Experts are mixed on whether there will be any rate cuts this year.

By Jonathan Jones,

Editor, Trustnet

The Bank of England (BoE) has held rates again at 5.25%, making it almost 12 months since its last rate rise. There just two dissenting voices this time around, who proposed lowering rates by 25 basis points, while seven members of the Monetary Policy Committee (MPC) were happy to wait.

This is despite inflation dropping back to the Bank’s 2% target last month, according to data from the Office for National Statistics released this week, and GDP growing more strongly than expected.

A statement released on behalf of the MPC read: “Monetary policy will need to remain restrictive for sufficiently long to return inflation to the 2% target sustainably in the medium term in line with the MPC’s remit.”

Official Bank rate

Source: Bank of England

Lindsay James, investment strategist at Quilter Investors, said that although inflation hitting 2% was a “significant milestone”, it was not enough to allow the Bank of England to declare job done.

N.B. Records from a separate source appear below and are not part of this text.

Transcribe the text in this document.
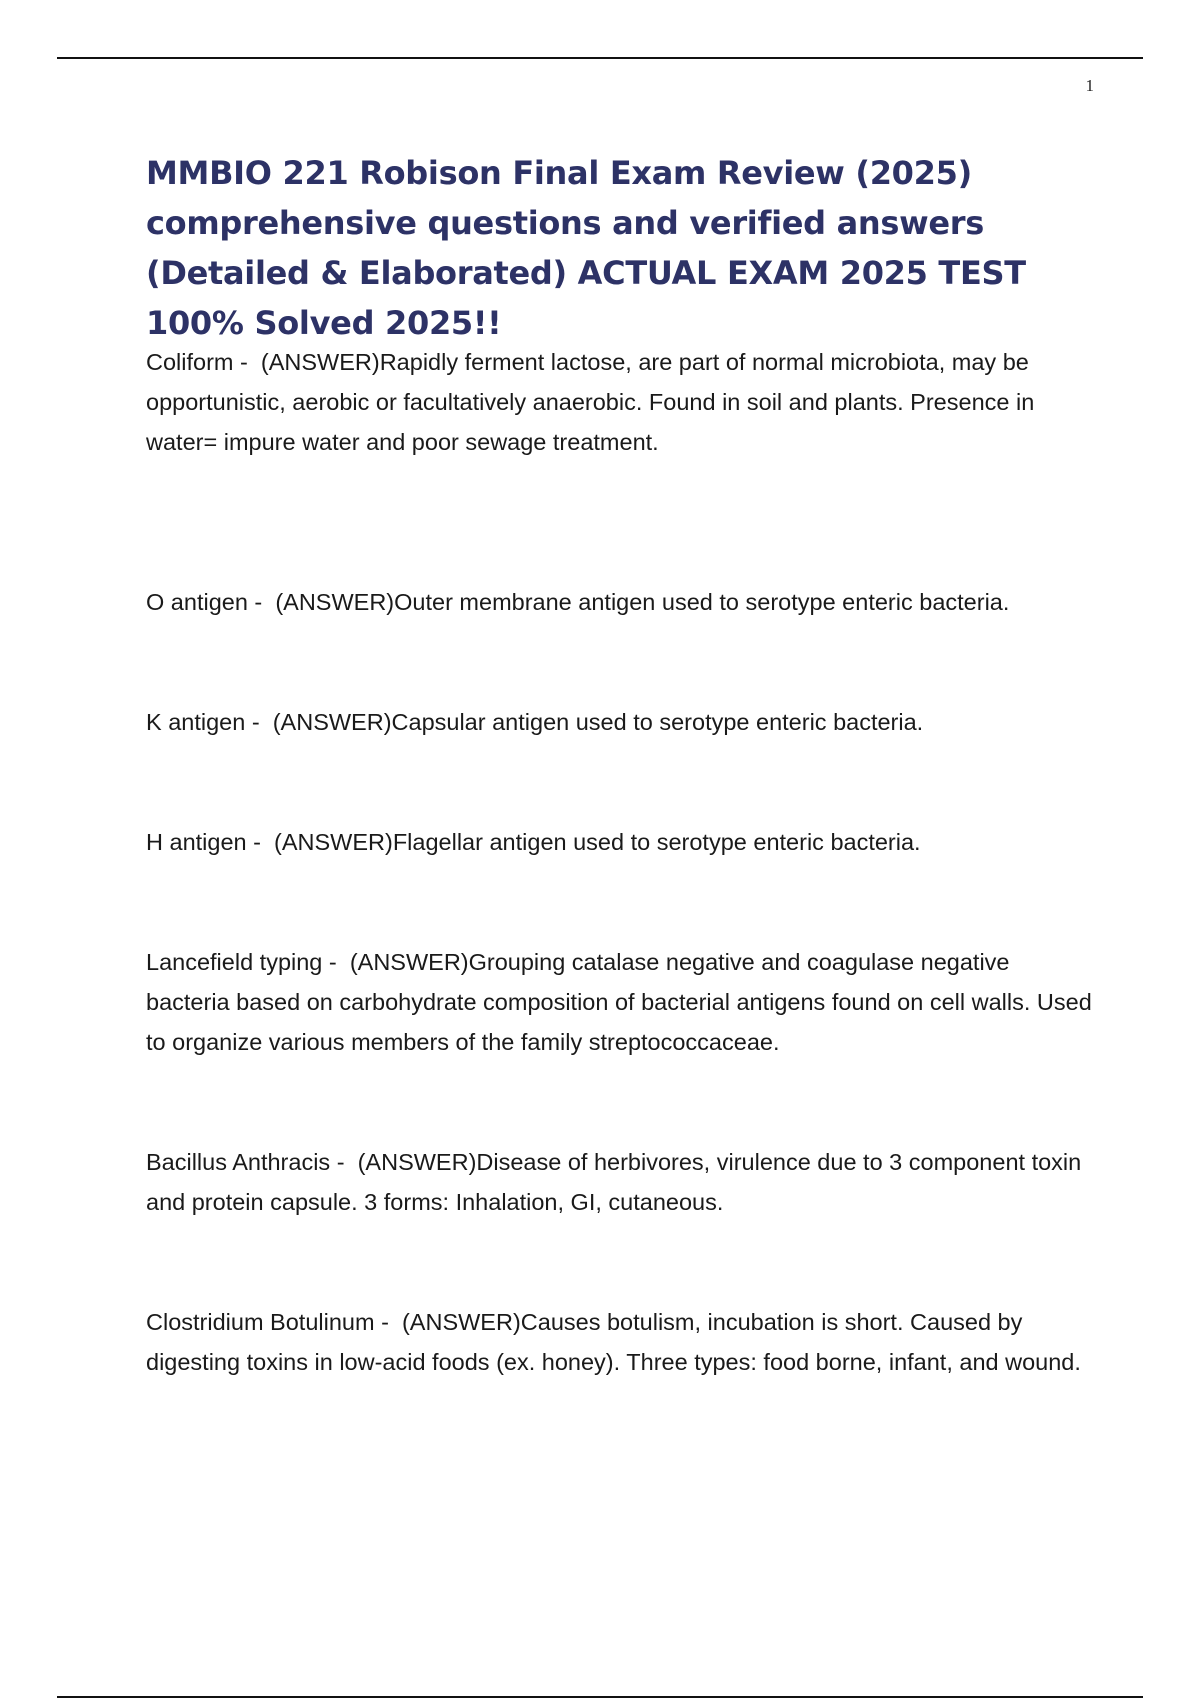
1
MMBIO 221 Robison Final Exam Review (2025) comprehensive questions and verified answers (Detailed & Elaborated) ACTUAL EXAM 2025 TEST 100% Solved 2025!!

Coliform -  (ANSWER)Rapidly ferment lactose, are part of normal microbiota, may be opportunistic, aerobic or facultatively anaerobic. Found in soil and plants. Presence in water= impure water and poor sewage treatment.

O antigen -  (ANSWER)Outer membrane antigen used to serotype enteric bacteria.

K antigen -  (ANSWER)Capsular antigen used to serotype enteric bacteria.

H antigen -  (ANSWER)Flagellar antigen used to serotype enteric bacteria.

Lancefield typing -  (ANSWER)Grouping catalase negative and coagulase negative bacteria based on carbohydrate composition of bacterial antigens found on cell walls. Used to organize various members of the family streptococcaceae.

Bacillus Anthracis -  (ANSWER)Disease of herbivores, virulence due to 3 component toxin and protein capsule. 3 forms: Inhalation, GI, cutaneous.

Clostridium Botulinum -  (ANSWER)Causes botulism, incubation is short. Caused by digesting toxins in low-acid foods (ex. honey). Three types: food borne, infant, and wound.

“While it will come as a bitter blow to the Conservative party, this decision is no real surprise given month-on-month figures suggest inflation is unlikely to remain at 2% for long. It is instead expected to rise again later this year and ultimately settle between 2% and 3%,” she added.

As such, those hoping for interest rate cuts may have to temper their expectations. She suggested the first may not arrive until the November meeting.

The main roadblock to rate cuts appears to be the labour market, with policymakers noting it is “difficult to gauge”, but remains “relatively tight by historical standards”.

James said: “With the Labour Force Participation Rate still trending down and at the lowest level since 2015, a worker shortage is one crucial inflationary factor that will need addressing by the incoming government.

“Given the Bank’s focus on sustainably returning inflation to the target in the medium term, it could be some time yet before we see a cut.”

Not all were as pessimistic, however. Julian Howard, chief multi-asset investment strategist at GAM, said: “The path appears increasingly clear for some easing at the August meeting.”

He was particularly interested in the UK's energy bills, which are easing, with price reductions finally being passed on to consumers after months of “lumpier” price movements.

Risks remain, such as the upcoming general election, and he noted the Bank will be “keen to avoid a policy error” by cutting too soon.

Andrew Summers, chief investment officer at Omnis Investments, agreed that rate cuts are still “on the horizon” and also suggested they could start in August, although he noted that the most probable date is November.

Yet others were even more circumspect, with Nicholas Hyett, investment manager at Wealth Club, suggesting markets no longer expect the Bank to cut rates at all in 2024.

“At the beginning of the year four cuts were being priced in. It’s amazing the difference six months can make,” he said.